Çok Uzun Sürmüş Gece

ÇOK UZUN SÜRMÜŞ GECE

DOĞUKAN ÇİĞDEM

13.05.2019- 01.06.2019

Küratör | M. Wenda Koyuncu
Doğukan Çiğdem uzun süredir sosyal ve tarihsel katmanlarla ilgilenmekte. “Çok Uzun Sürmüş Gece” adlı imge serisinde; arkeolojik sahaları bir seferi gibi dolaşarak, gözlemler yapıp kayıtlarını tutarak bir tür sosyal arkhe’nin peşine düşmüştür. Çiğdem, geçmiş zamanı ele alırken Benjamin’in tarih telakkisine yakın düşünür. Şimdiki zamana ait sorunların aydınlatılamamış bir geçmiş’ten değil, karartılmış bir geçmiş’ten kaynaklandığını dillendirir. Sanatçı, çalışmalarında geçmiş’i, ardda kalanı, suskun bir hazne olarak telakki etmek yerine; şimdi’ye dair olanı, bir akışın içinde göstermeye çalışarak hayata karşı tutumumuzu belirleyen stratejik bir nokta olarak görür. İlk olanın, tarihin elini uzatabileceği yakınlıkta olanın, metafizik açıdan nereye bağladığımız, şimdi ve gelecek adına neyi arzu ettiğimizle yakından bağlantılı olduğunu düşünür.

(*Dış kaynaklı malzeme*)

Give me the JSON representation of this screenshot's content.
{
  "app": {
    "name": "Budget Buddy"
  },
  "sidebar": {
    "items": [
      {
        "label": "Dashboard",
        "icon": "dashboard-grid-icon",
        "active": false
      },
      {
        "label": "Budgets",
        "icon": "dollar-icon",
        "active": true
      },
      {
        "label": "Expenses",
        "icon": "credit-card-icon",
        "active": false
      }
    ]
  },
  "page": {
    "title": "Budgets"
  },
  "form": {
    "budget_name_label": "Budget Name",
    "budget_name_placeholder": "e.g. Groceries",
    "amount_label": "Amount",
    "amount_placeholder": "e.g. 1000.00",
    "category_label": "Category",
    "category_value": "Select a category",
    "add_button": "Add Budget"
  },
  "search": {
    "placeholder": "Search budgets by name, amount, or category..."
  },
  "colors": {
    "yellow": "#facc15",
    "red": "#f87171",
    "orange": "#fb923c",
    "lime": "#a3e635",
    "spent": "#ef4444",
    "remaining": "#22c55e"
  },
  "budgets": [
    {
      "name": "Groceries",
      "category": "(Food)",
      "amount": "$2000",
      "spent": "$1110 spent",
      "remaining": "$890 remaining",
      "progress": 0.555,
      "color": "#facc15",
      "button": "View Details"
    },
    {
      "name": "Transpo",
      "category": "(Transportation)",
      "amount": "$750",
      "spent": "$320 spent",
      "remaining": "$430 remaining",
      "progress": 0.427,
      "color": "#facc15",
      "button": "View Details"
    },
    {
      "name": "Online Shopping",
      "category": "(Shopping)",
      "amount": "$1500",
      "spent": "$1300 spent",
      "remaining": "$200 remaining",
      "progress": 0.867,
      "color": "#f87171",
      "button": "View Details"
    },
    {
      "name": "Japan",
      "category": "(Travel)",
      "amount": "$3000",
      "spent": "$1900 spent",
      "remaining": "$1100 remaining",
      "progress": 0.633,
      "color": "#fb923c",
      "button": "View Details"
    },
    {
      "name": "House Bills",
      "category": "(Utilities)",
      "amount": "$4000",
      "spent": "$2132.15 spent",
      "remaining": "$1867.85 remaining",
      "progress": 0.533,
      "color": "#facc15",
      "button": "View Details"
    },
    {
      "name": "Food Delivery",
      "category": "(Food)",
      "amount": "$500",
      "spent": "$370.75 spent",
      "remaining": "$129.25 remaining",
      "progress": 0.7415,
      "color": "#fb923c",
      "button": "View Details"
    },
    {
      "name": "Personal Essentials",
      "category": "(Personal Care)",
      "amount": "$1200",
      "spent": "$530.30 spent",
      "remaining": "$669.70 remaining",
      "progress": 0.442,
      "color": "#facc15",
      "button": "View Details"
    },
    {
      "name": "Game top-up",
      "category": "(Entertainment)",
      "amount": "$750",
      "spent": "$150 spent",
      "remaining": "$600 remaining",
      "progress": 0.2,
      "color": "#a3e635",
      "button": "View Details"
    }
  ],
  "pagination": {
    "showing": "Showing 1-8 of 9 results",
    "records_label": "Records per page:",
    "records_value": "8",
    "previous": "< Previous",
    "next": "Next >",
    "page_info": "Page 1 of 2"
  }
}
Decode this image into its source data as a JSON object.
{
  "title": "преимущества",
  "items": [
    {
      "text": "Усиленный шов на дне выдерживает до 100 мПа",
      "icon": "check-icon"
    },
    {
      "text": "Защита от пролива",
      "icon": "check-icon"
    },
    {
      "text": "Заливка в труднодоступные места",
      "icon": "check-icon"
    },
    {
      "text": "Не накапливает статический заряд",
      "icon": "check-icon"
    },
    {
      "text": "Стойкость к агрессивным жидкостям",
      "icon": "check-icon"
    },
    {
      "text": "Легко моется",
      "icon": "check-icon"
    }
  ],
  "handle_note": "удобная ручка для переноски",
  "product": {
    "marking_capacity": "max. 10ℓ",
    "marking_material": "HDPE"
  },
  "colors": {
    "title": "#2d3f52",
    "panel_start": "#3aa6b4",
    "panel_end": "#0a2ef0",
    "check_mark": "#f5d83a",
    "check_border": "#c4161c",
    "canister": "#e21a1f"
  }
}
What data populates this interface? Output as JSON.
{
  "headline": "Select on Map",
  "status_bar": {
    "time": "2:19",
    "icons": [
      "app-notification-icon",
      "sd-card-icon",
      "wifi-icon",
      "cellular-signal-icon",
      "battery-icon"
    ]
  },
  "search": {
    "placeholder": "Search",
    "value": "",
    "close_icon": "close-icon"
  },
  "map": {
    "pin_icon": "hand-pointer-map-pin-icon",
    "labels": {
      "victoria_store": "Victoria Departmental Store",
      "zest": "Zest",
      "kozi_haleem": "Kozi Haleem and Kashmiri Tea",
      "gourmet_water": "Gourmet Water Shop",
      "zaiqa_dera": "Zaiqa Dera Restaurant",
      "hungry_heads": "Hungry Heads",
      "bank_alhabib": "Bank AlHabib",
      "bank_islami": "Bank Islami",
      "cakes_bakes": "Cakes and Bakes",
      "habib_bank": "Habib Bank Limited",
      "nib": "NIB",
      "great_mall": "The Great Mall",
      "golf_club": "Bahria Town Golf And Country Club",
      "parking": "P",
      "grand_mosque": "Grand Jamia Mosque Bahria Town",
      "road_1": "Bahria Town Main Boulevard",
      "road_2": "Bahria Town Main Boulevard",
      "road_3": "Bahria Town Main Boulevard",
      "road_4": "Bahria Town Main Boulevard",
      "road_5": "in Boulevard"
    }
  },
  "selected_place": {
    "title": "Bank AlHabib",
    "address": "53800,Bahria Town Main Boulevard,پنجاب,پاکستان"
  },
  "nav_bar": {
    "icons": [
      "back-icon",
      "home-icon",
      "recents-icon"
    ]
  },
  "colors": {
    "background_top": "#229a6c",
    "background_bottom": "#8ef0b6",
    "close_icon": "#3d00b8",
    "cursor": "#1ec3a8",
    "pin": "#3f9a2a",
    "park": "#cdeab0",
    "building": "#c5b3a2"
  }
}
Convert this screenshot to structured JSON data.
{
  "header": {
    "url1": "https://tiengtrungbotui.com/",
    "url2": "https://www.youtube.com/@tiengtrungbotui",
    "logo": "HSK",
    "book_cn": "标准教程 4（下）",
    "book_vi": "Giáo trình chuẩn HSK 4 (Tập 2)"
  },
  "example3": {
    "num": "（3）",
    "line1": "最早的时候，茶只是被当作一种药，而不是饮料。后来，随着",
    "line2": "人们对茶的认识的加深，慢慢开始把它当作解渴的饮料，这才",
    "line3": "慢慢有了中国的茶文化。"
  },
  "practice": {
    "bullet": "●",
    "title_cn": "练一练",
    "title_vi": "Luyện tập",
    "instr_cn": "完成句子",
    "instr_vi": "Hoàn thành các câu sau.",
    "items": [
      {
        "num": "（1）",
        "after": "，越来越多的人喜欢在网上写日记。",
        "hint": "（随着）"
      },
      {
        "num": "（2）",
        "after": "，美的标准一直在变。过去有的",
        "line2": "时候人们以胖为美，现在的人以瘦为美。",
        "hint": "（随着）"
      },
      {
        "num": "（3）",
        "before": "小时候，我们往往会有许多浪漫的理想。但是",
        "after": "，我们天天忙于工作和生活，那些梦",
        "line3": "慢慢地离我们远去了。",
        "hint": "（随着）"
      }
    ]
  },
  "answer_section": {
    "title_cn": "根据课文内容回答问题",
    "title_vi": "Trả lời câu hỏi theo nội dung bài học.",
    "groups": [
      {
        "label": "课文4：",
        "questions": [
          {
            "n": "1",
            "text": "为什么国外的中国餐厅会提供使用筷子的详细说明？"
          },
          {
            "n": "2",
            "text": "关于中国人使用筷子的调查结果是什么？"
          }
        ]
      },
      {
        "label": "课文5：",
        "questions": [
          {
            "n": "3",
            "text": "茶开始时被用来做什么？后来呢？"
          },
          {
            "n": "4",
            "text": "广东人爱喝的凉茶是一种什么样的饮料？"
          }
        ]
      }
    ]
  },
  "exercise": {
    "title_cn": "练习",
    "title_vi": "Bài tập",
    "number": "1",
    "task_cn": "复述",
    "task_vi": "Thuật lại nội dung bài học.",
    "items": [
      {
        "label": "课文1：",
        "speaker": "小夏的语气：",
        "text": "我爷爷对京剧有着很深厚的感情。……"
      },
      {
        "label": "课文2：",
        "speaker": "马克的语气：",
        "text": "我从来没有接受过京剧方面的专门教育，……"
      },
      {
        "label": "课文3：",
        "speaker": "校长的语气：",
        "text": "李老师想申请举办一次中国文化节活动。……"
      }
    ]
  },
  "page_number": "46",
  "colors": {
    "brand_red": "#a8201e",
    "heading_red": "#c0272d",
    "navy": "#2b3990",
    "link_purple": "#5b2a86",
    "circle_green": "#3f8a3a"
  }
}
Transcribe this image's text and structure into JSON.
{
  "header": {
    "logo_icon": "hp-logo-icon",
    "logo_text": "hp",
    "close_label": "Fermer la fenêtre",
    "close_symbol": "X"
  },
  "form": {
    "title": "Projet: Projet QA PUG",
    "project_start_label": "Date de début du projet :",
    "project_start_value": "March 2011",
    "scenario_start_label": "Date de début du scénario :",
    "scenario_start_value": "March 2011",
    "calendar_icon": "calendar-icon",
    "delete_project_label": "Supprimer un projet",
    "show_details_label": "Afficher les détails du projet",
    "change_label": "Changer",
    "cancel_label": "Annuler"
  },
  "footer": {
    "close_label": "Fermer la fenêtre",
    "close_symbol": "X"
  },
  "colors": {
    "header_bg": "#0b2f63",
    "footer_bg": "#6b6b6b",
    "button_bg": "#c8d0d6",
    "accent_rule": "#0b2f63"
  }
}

Çiğdem, insan kümelerinin veya topluluklarının arkaik yaşam koşulları içinde bugüne taşınan kültürel kodlarını kendi sezgileri ile birleştiren imgeler üretir. Daha önce, Adem isimli sergisinde insan eylemi ile diğer varlıkların eylemlerini hiyerarşik olmayan bir bakışla ele alan sanatçı bu seride işleri biraz daha karmaşıklaştırır. Hiyerarşik yapıların tehlike sinyallerini haber verir. Semboller, göstergeler, sesin söze evrilmesi gibi nosyonlar üreten insanın, katmanlaşmaya başlayan toplumsallık içinde kendisiyle ve doğayla ilişkisini daha problematik hale getirmesindeki farklılığının işaretlerini görünür kılmaya çalışır.

Çiğdem’in imgeleri, tarımla hemhal olmaya ve yerleşikliğe meyil eden insanın, adına uygarlık denen uzun bir gecenin hazırlıkları gibi görünür. Yerleşiklik ve mülkiyet köleleşmeyi getirecektir nihayetinde. Bu durumu besleyecek argüman da her zaman metafizik aura’dır. Sanatçının fırçasına doladığı avcılık-toplayıcılık dönemi, bu sebeple, uzun sürecek karanlık bir gecenin şafağı olarak gözükür. Güncelde, örneğin, Göbekli Tepe üzerinde yaşanan yoğun tartışmalardan bazılarının sanatçının bu bakışını desteklediği söylenebilir. Göbekli Tepe aşkın bir metafizik
öznenin arzusuyla mı yoksa insan hayal gücünün veya yaratıcılığının seküler bir tezahürü olarak mı inşa edilmiştir? Çiğdem’in karikatür ve illüstrasyon tekniği arasında gidip gelen resimlerinde bu hatların keskinliğinden duyulan doğal bir şüphecilik söz konusudur. Tarihin henüz inşa edilmediği devirlerde insan ve diğer canlı topluluklarının zaman dışı akışını resmeden sanatçının uğraşı sanat tarihsel bir okumanın ötesine uzanır. Engin bir uzamın bağrında canlı hayatının sınır bilmez serbestliğini gösteren resimler, içi boş bir gelecek zaman kipine terbiyeli gözü aşağı düşürür. Benjamin’e göre gelecek ve geçmiş zamanı belirleyen şey: şimdiki zamanın içindeki hakim dildir (form, anlayış, anlam, simge veya kültürel habituslar). Doğukan Çiğdem, hegemon olan bütün bu anlatıların gün doğumuna götürür izleyiciyi. Emperyal bir estetik/ideolojik mirasın veya tarihin bağrında saklı kıyıcı ayağına işaret eder. Nihayetinde her toplumsal/tarihsel zemin kendi formlarını ve işaretlerini üretir. Keskin konturlar ve yoğun boya katmanlarıyla dışa vurumcu izler taşıyan çalışmalarda sanatçı, arkeolojik bulgulardan dönüştürdüğü figürleri formun temsil edici misyonunun sınırında bırakır.

“Çok Uzun Sürmüş Gece” sergisi Galeri Bu ile eşzamanlı olarak Kova Art Space / Ankara’da 22.12.2018 – 13.01.2019 tarihlerinde gerçekleşti.